You start off with an idea of which features to kill, but, one by one, they are all justified with the words “but what if the user wants to...?” Sitting around a conference table, it’s easy to imagine that, yes, a user might want to do just that. So the feature stays. By the time you get to the bottom of the list, you have most likely added a few more.

The “what if the user wants to...?” test allows any feature to get back into your product. If all a feature has to do is meet the “what if...?” test, then your plans will become choked with irrelevant junk. Like a traveler cramming his suitcase for every possible eventuality, you’ll find yourself crushed beneath the weight of “what if...?”

It’s fine to ask yourself “what if...?” when you mean “what if we solved the problem by...?” Dreaming up new ways of fixing things is one way to make your users’ lives better.
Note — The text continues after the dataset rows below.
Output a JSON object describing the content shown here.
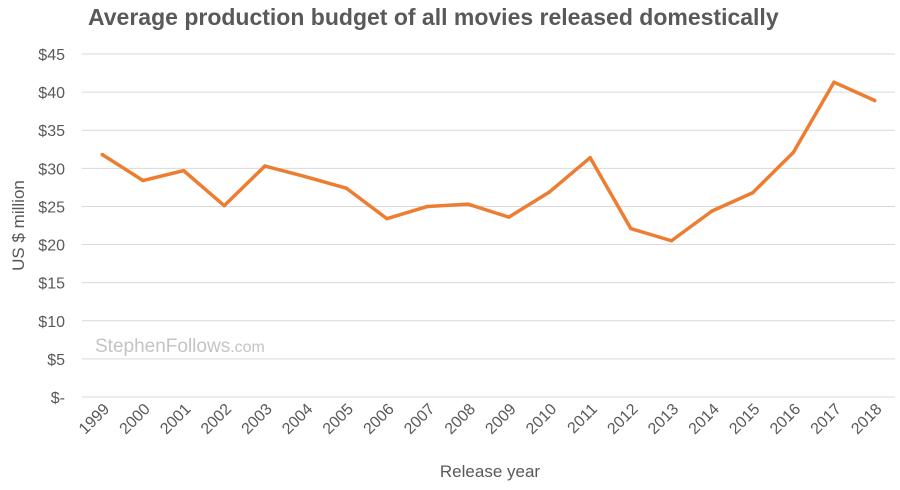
{
  "chart_data": {
    "type": "line",
    "title": "Average production budget of all movies released domestically",
    "xlabel": "Release year",
    "ylabel": "US $ million",
    "categories": [
      "1999",
      "2000",
      "2001",
      "2002",
      "2003",
      "2004",
      "2005",
      "2006",
      "2007",
      "2008",
      "2009",
      "2010",
      "2011",
      "2012",
      "2013",
      "2014",
      "2015",
      "2016",
      "2017",
      "2018"
    ],
    "series": [
      {
        "values": [
          31.8,
          28.4,
          29.7,
          25.1,
          30.3,
          28.9,
          27.4,
          23.4,
          25.0,
          25.3,
          23.6,
          26.9,
          31.4,
          22.1,
          20.5,
          24.4,
          26.8,
          32.1,
          41.3,
          38.9
        ]
      }
    ],
    "ylim": [
      0,
      45
    ],
    "y_ticks": [
      {
        "value": 45,
        "label": "$45"
      },
      {
        "value": 40,
        "label": "$40"
      },
      {
        "value": 35,
        "label": "$35"
      },
      {
        "value": 30,
        "label": "$30"
      },
      {
        "value": 25,
        "label": "$25"
      },
      {
        "value": 20,
        "label": "$20"
      },
      {
        "value": 15,
        "label": "$15"
      },
      {
        "value": 10,
        "label": "$10"
      },
      {
        "value": 5,
        "label": "$5"
      },
      {
        "value": 0,
        "label": "$-"
      }
    ],
    "grid": true,
    "legend": "none",
    "line_color": "#ED7D31"
  },
  "watermark": {
    "main": "StephenFollows",
    "suffix": ".com"
  }
}
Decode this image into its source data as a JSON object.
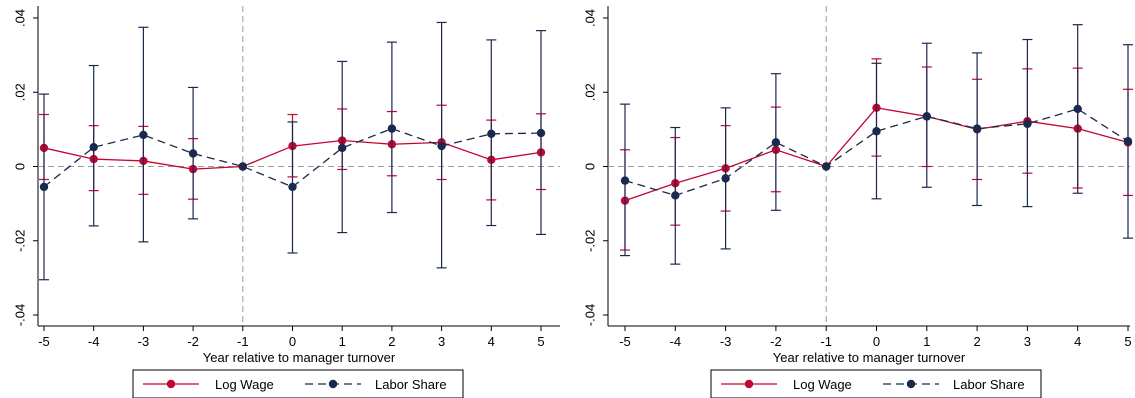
{
  "colors": {
    "log_wage": "#c10534",
    "labor_share": "#1a2a4e",
    "axis": "#000000",
    "reference_line": "#9a9a9a",
    "legend_border": "#000000"
  },
  "chart_data": [
    {
      "type": "line",
      "xlabel": "Year relative to manager turnover",
      "ylabel": "",
      "x": [
        -5,
        -4,
        -3,
        -2,
        -1,
        0,
        1,
        2,
        3,
        4,
        5
      ],
      "x_ticks": [
        "-5",
        "-4",
        "-3",
        "-2",
        "-1",
        "0",
        "1",
        "2",
        "3",
        "4",
        "5"
      ],
      "y_ticks": [
        ".04",
        ".02",
        "0",
        "-.02",
        "-.04"
      ],
      "y_tick_values": [
        0.04,
        0.02,
        0,
        -0.02,
        -0.04
      ],
      "ylim": [
        -0.04,
        0.04
      ],
      "xlim": [
        -5,
        5
      ],
      "grid": false,
      "reference_lines": {
        "vertical_x": -1,
        "horizontal_y": 0,
        "style": "dashed"
      },
      "legend_position": "bottom",
      "series": [
        {
          "name": "Log Wage",
          "style": "solid-with-markers",
          "values": [
            0.005,
            0.002,
            0.0015,
            -0.0007,
            0.0,
            0.0055,
            0.007,
            0.006,
            0.0065,
            0.0018,
            0.0038
          ],
          "ci_low": [
            -0.0035,
            -0.0065,
            -0.0075,
            -0.0088,
            0.0,
            -0.0028,
            -0.0008,
            -0.0025,
            -0.0035,
            -0.009,
            -0.0062
          ],
          "ci_high": [
            0.014,
            0.011,
            0.0108,
            0.0075,
            0.0,
            0.014,
            0.0155,
            0.0148,
            0.0165,
            0.0125,
            0.0142
          ]
        },
        {
          "name": "Labor Share",
          "style": "dashed-with-markers",
          "values": [
            -0.0055,
            0.0052,
            0.0085,
            0.0035,
            0.0,
            -0.0055,
            0.005,
            0.0102,
            0.0055,
            0.0088,
            0.009
          ],
          "ci_low": [
            -0.0305,
            -0.016,
            -0.0203,
            -0.0141,
            0.0,
            -0.0233,
            -0.0178,
            -0.0124,
            -0.0273,
            -0.0159,
            -0.0183
          ],
          "ci_high": [
            0.0195,
            0.0272,
            0.0375,
            0.0213,
            0.0,
            0.012,
            0.0283,
            0.0335,
            0.0388,
            0.0341,
            0.0366
          ]
        }
      ]
    },
    {
      "type": "line",
      "xlabel": "Year relative to manager turnover",
      "ylabel": "",
      "x": [
        -5,
        -4,
        -3,
        -2,
        -1,
        0,
        1,
        2,
        3,
        4,
        5
      ],
      "x_ticks": [
        "-5",
        "-4",
        "-3",
        "-2",
        "-1",
        "0",
        "1",
        "2",
        "3",
        "4",
        "5"
      ],
      "y_ticks": [
        ".04",
        ".02",
        "0",
        "-.02",
        "-.04"
      ],
      "y_tick_values": [
        0.04,
        0.02,
        0,
        -0.02,
        -0.04
      ],
      "ylim": [
        -0.04,
        0.04
      ],
      "xlim": [
        -5,
        5
      ],
      "grid": false,
      "reference_lines": {
        "vertical_x": -1,
        "horizontal_y": 0,
        "style": "dashed"
      },
      "legend_position": "bottom",
      "series": [
        {
          "name": "Log Wage",
          "style": "solid-with-markers",
          "values": [
            -0.0092,
            -0.0045,
            -0.0005,
            0.0045,
            0.0,
            0.0158,
            0.0135,
            0.01,
            0.0122,
            0.0102,
            0.0065
          ],
          "ci_low": [
            -0.0225,
            -0.0158,
            -0.012,
            -0.0068,
            0.0,
            0.0028,
            0.0,
            -0.0035,
            -0.0018,
            -0.0058,
            -0.0078
          ],
          "ci_high": [
            0.0045,
            0.0078,
            0.011,
            0.016,
            0.0,
            0.029,
            0.0268,
            0.0235,
            0.0263,
            0.0265,
            0.0208
          ]
        },
        {
          "name": "Labor Share",
          "style": "dashed-with-markers",
          "values": [
            -0.0038,
            -0.0078,
            -0.0032,
            0.0065,
            0.0,
            0.0095,
            0.0135,
            0.0102,
            0.0115,
            0.0155,
            0.0068
          ],
          "ci_low": [
            -0.024,
            -0.0263,
            -0.0222,
            -0.0118,
            0.0,
            -0.0087,
            -0.0056,
            -0.0105,
            -0.0108,
            -0.0072,
            -0.0193
          ],
          "ci_high": [
            0.0168,
            0.0105,
            0.0158,
            0.025,
            0.0,
            0.0278,
            0.0332,
            0.0306,
            0.0342,
            0.0382,
            0.0328
          ]
        }
      ]
    }
  ]
}
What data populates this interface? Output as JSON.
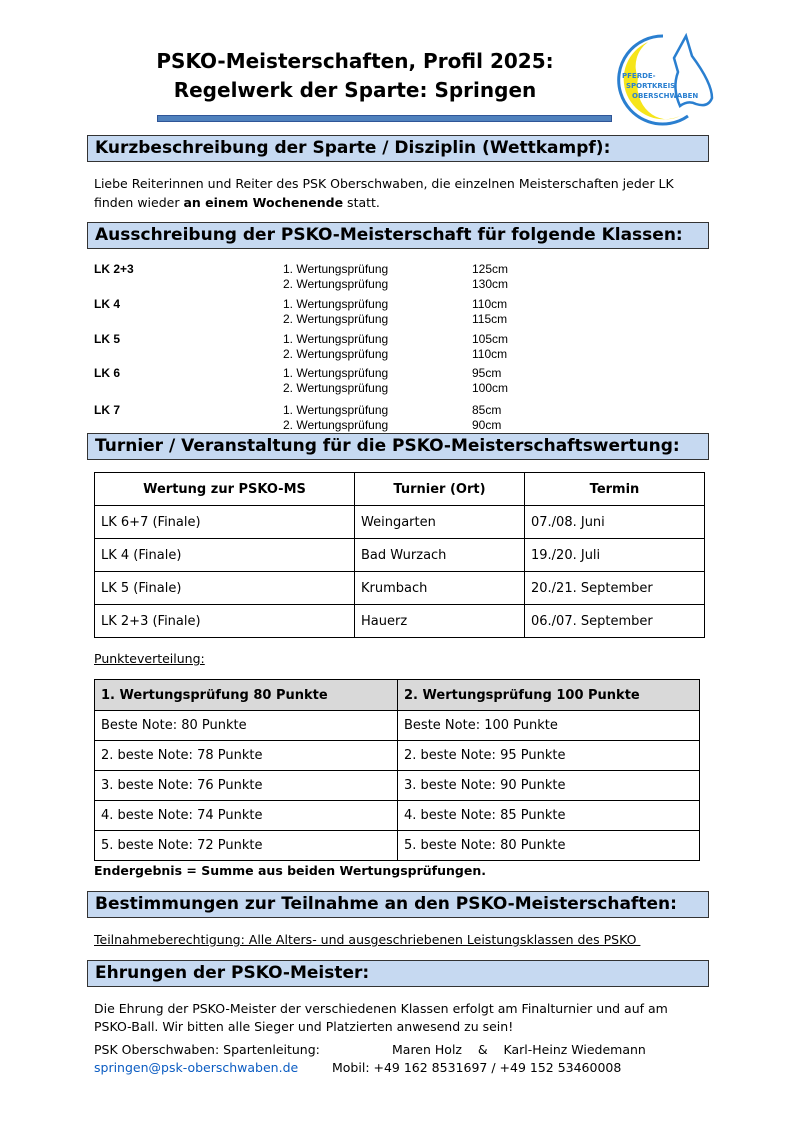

What’s not fine is using “what if...?” to dream up new problems or to guess at what’s important to your users. Saying “what if the user wanted to...?” is a way of scaring people into imagining they have missed something. To cope with that fear, people are asked to divert time, effort, and money into adding features.

So “what if...?” can lead to fear that takes a powerful hold on meetings.

If you find yourself (or anyone else) saying, “What if the user needs to...?” there’s only one answer: go find out whether it’s really important to your users. Ask, “How often do the people I’m designing for encounter this problem?” If the answer is “hardly ever,” then drop the idea and move on.

Stop guessing “what if...?” and go find out what is.